La gloire de mon père N°4 Janvier 2025 | OBSTACLE

PAU, UN HIPPODROME DURABLE POUR DURER

Écologie, sécurité des acteurs et spectacle.
Tour de piste des innovations et rénovations menées par son directeur, Jean Brouqueyre, arrivé à la direction de Pau il y a une quinzaine d’années. Son apparition correspondait à un besoin réel de professionnalisation de l’activité globale de l’hippodrome.
Les temps changeants et c’est à cette aune que va travailler Jean Brouqueyre.

Ouverture d’esprit
Sa position est celle-ci : « la richesse vient de l’extérieur » et compte tenu de la culture propre aux courses hippiques entendues comme un sport « à part », il fallait l’inscrire dans une société en rapide transformation. « Je pense qu’il faut désacraliser et démocratiser le monde des courses. Nous ne sommes pas étrangers à d’autres milieux. » Une reconnexion vitale, « des personnes venues d’autres domaines professionnels peuvent, à mon sens, tout à fait travailler chez France Galop ou sur l’hippodrome de Pau ». Quant à la richesse culturelle intrinsèque des courses hippiques, il admet naturellement qu’il n’est pas responsable de l’ADN des courses à Pau, qui en fait le deuxième hippodrome d’obstacle après Auteuil.

Améliorer l’accueil et le spectacle
« Quand il y a 14 000 personnes, c’est une belle affluence , nous sommes dans les meilleurs. Mais, au rugby, c’est une jauge standard. L’hippodrome doit être une pièce d’un édifice plus grand. Par exemple, la gratuité nous permet d’avoir du monde et donc de nouer des partenariats. C’est aussi 350 000 euros de chiffre d’affaires rien qu’en restauration . La configuration des lieux est également très importante. Nous avons modifié le rond. Les gens veulent voir les chevaux, ils sont au cœur du spectacle. On a fait une allée centrale pour permettre à quiconque de les voir arriver. On a installé un podium inspiré de ce qui se fait à Cheltenham. » Moins d’espaces réservés ne veut pas dire gommer le protocole des courses. « Il ne faut pas aseptiser les courses, il n’y a rien de plus beau qu’un cheval bien brossé, bien préparé avec sa couverture, son surtapis avec son numéro de course, c’est l’essentiel de l’attraction, il ne faut pas renier ce que nous sommes. » Vivre avec son temps.

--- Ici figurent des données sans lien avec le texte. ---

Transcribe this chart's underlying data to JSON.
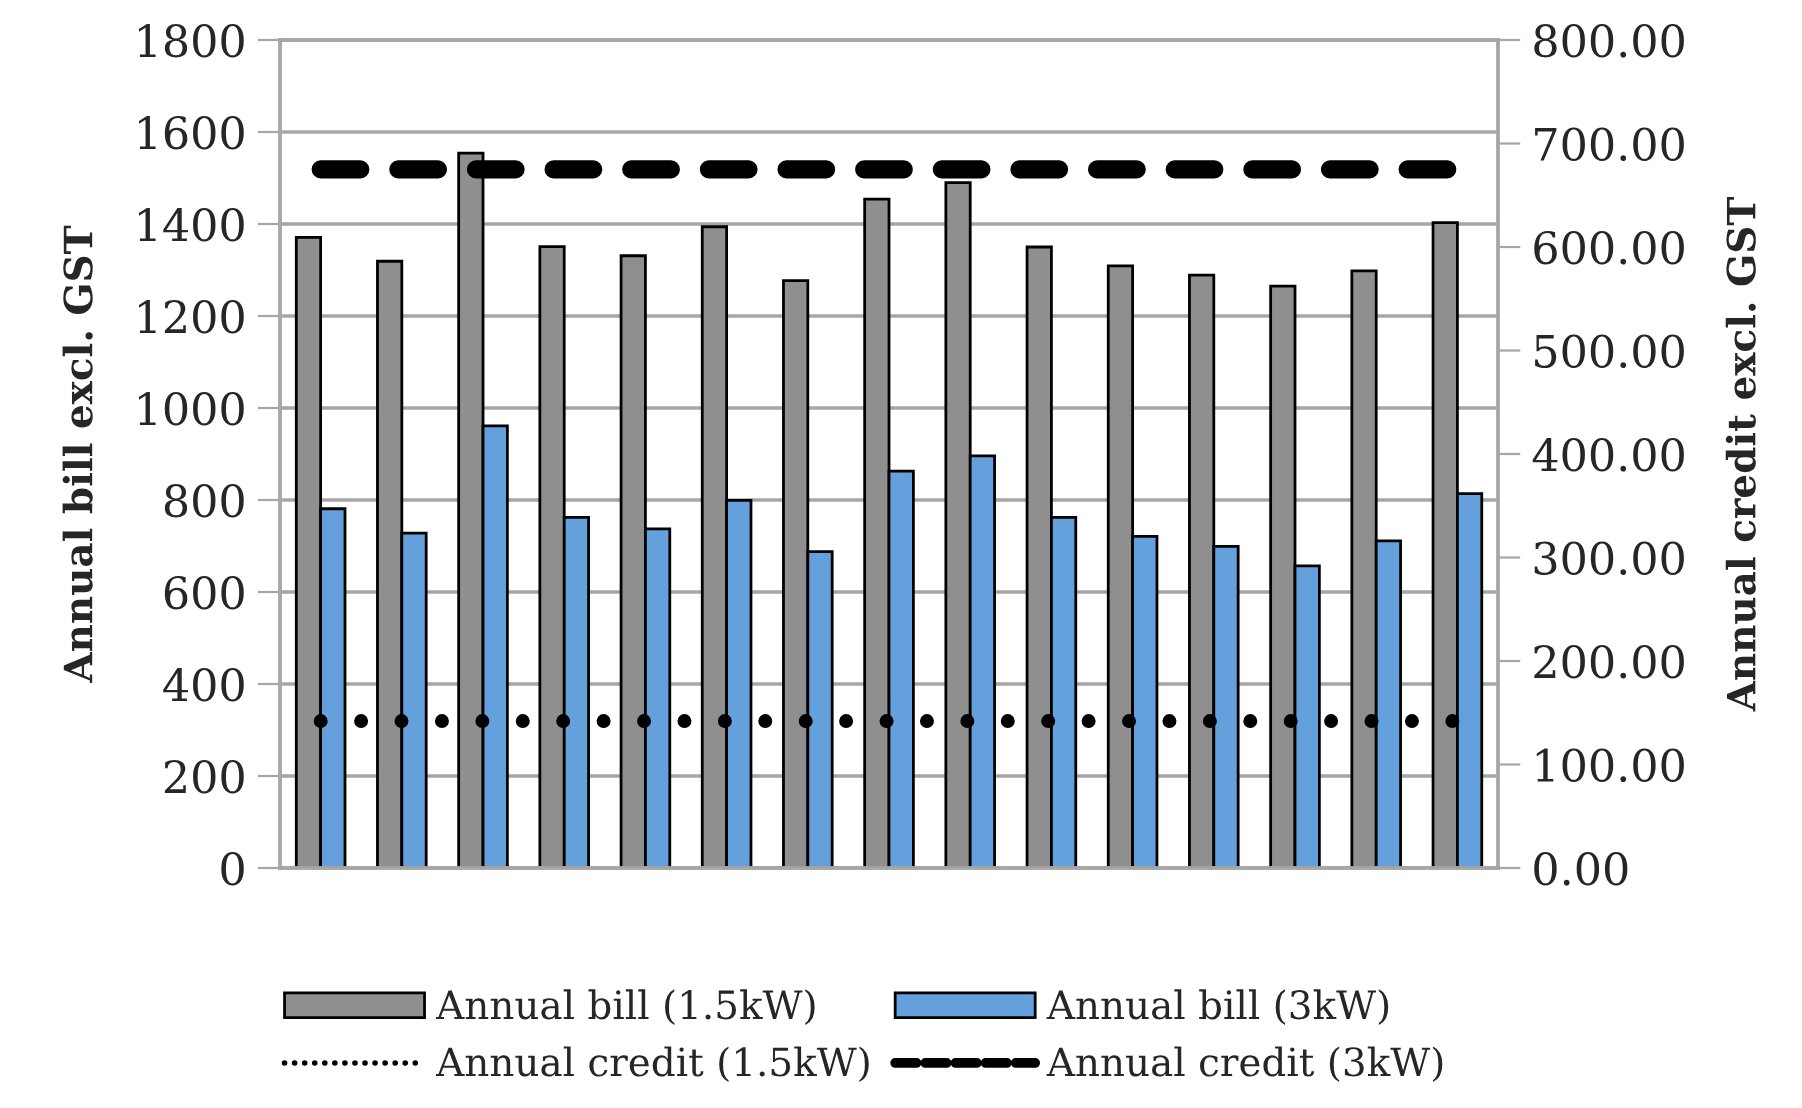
{
  "chart_data": {
    "type": "bar",
    "categories": [
      null,
      null,
      null,
      null,
      null,
      null,
      null,
      null,
      null,
      null,
      null,
      null,
      null,
      null,
      null
    ],
    "ylabel": "Annual bill excl. GST",
    "y2label": "Annual credit excl. GST",
    "ylim": [
      0,
      1800
    ],
    "yticks": [
      0,
      200,
      400,
      600,
      800,
      1000,
      1200,
      1400,
      1600,
      1800
    ],
    "y2lim": [
      0,
      800
    ],
    "y2ticks": [
      {
        "value": 0,
        "label": "0.00"
      },
      {
        "value": 100,
        "label": "100.00"
      },
      {
        "value": 200,
        "label": "200.00"
      },
      {
        "value": 300,
        "label": "300.00"
      },
      {
        "value": 400,
        "label": "400.00"
      },
      {
        "value": 500,
        "label": "500.00"
      },
      {
        "value": 600,
        "label": "600.00"
      },
      {
        "value": 700,
        "label": "700.00"
      },
      {
        "value": 800,
        "label": "800.00"
      }
    ],
    "grid": "y",
    "legend": "bottom",
    "series": [
      {
        "name": "Annual bill (1.5kW)",
        "color": "#8f8f8f",
        "values": [
          1371,
          1319,
          1554,
          1351,
          1331,
          1394,
          1277,
          1454,
          1490,
          1350,
          1309,
          1289,
          1265,
          1298,
          1403
        ]
      },
      {
        "name": "Annual bill (3kW)",
        "color": "#64a0dc",
        "values": [
          781,
          728,
          961,
          762,
          737,
          799,
          688,
          863,
          896,
          762,
          721,
          699,
          657,
          711,
          814
        ]
      },
      {
        "name": "Annual credit (1.5kW)",
        "type": "line",
        "axis": "y2",
        "color": "#000000",
        "line_style": "dotted",
        "values": [
          142,
          142,
          142,
          142,
          142,
          142,
          142,
          142,
          142,
          142,
          142,
          142,
          142,
          142,
          142
        ]
      },
      {
        "name": "Annual credit (3kW)",
        "type": "line",
        "axis": "y2",
        "color": "#000000",
        "line_style": "dashed",
        "values": [
          675,
          675,
          675,
          675,
          675,
          675,
          675,
          675,
          675,
          675,
          675,
          675,
          675,
          675,
          675
        ]
      }
    ]
  }
}
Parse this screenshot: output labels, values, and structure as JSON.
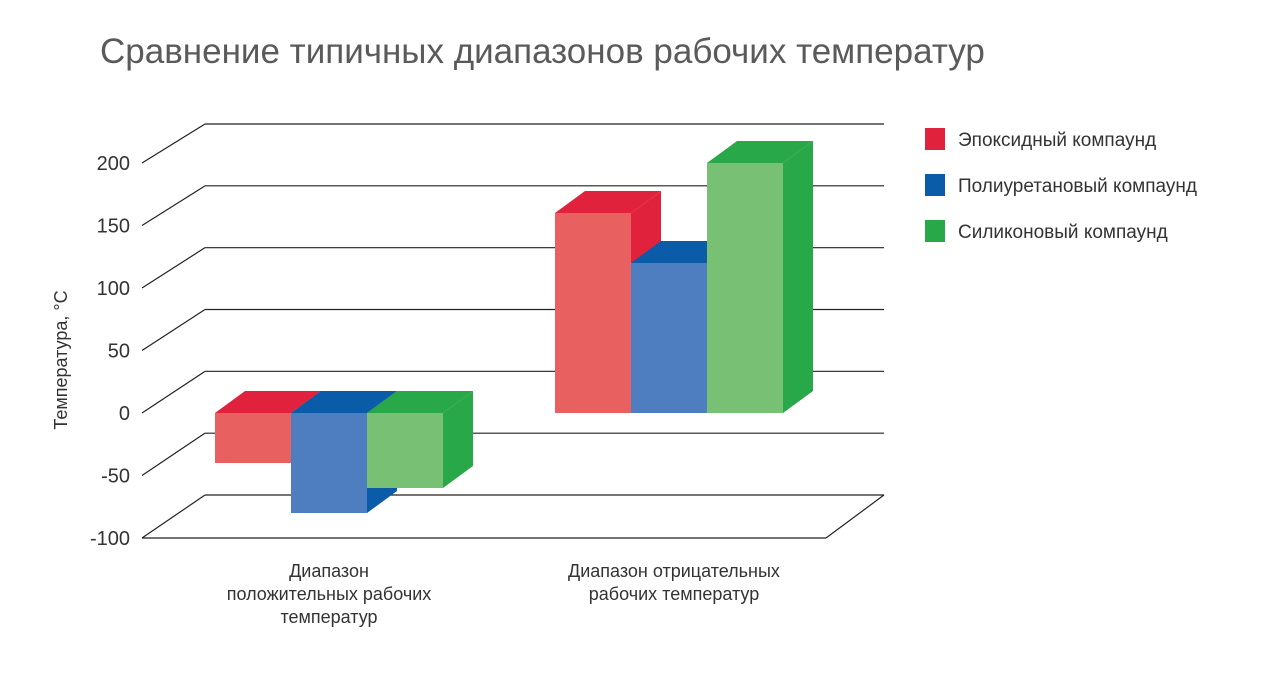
{
  "chart_data": {
    "type": "bar",
    "title": "Сравнение типичных диапазонов рабочих температур",
    "ylabel": "Температура, °C",
    "xlabel": "",
    "ylim": [
      -100,
      200
    ],
    "yticks": [
      200,
      150,
      100,
      50,
      0,
      -50,
      -100
    ],
    "ytick_labels": [
      "200",
      "150",
      "100",
      "50",
      "0",
      "-50",
      "-100"
    ],
    "grid": true,
    "three_d": true,
    "legend_position": "top-right",
    "categories": [
      [
        "Диапазон",
        "положительных рабочих",
        "температур"
      ],
      [
        "Диапазон отрицательных",
        "рабочих температур"
      ]
    ],
    "series": [
      {
        "name": "Эпоксидный компаунд",
        "values": [
          -40,
          160
        ],
        "color_front": "#e86060",
        "color_side": "#e0223c",
        "color_legend": "#e0223c"
      },
      {
        "name": "Полиуретановый компаунд",
        "values": [
          -80,
          120
        ],
        "color_front": "#4e7ec0",
        "color_side": "#0a5ca8",
        "color_legend": "#0a5ca8"
      },
      {
        "name": "Силиконовый компаунд",
        "values": [
          -60,
          200
        ],
        "color_front": "#78c074",
        "color_side": "#28a848",
        "color_legend": "#28a848"
      }
    ]
  }
}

Suivant son idée d’être « une institution qui vit avec son temps, ce qui sert notre image, notre notoriété », d’autres améliorations, moins visibles pour le profane mais qui peuvent le rassurer s’il est sensible à la santé des chevaux et des jockeys, ont été apportées sur les pistes. Tout est fait pour réduire les d’accidents. « Les statistiques des chutes à Pau n’ont pas toujours été bonnes, nous sommes aujourd’hui l’un des meilleurs hippodromes, avec 3,5 % de chutes sur l’année. La rénovation des obstacles sert la sécurité. Il s’agit de s’adresser à un public éloigné des courses pour être davantage en phase avec son ressenti. Tous les obstacles ont été refaits. On a gardé des obstacles naturels, mais on a de la brande synthétique, des haies en genêt naturel. Nous avons remplacé les barres d’appel en bois par des plus souples en polyéthylène. Nous avons recalibre les obstacles. Leur physionomie a changé en augmentant l’extension des chevaux, en avançant la barre d’appel, ce qui signifie qu’ils passent à travers la haie. » Ce travail n’est qu’une part de l’adaptation à de nouvelles exigences sociétales. « C’est un tout et cela demande du personnel. » Un hippodrome, pour vivre, doit diversifier ses activités, mais pas n’importe comment.

Contrer l’ hiver
Dernier défi relevé, faire face à la météo hivernale. Courir en hiver oblige à porter un soin particulier à l’entretien des sols. Si, en journée, le soleil est présent, le terrain peut geler la nuit. Au matin, des draps de brumes ondoient au-dessus des pistes et, tant pour le confort des chevaux que pour préserver les pistes, il faut veiller à ce que les « plaies » de la pelouse cicatrisent. « Le sol est comme il est, il faut aller dans son sens. Pour cela, il faut conserver une hauteur de gazon de 15 à 18 cm pour protéger le sol des intempéries, du gel, arroser pour maintenir la souplesse du terrain. Nous avons une spécificité, on corde les pistes pour forcer les concurrents à ne pas toujours emprunter la même trajectoire, car, si le sol est abîmé, il est difficile de le reprendre. Si la terre est à nu, elle gèle davantage. Sur un obstacle, il faut toujours conserver 12 mètres de large. Dans les virages, on va bouger les cordes pour les modifier. Chaque lendemain de réunions, 40 personnes s’occupent du terrain. » Certains professionnels sont peu réceptifs à ces innovations, mais un directeur est là pour diriger. « Disons que je vais au bout de mes idées, je suis là aussi pour me faire respecter, dans le bon sens du terme. Ça ne veut pas dire que je ne suis pas à l’écoute. » Il l’est, en tout cas, de son temps.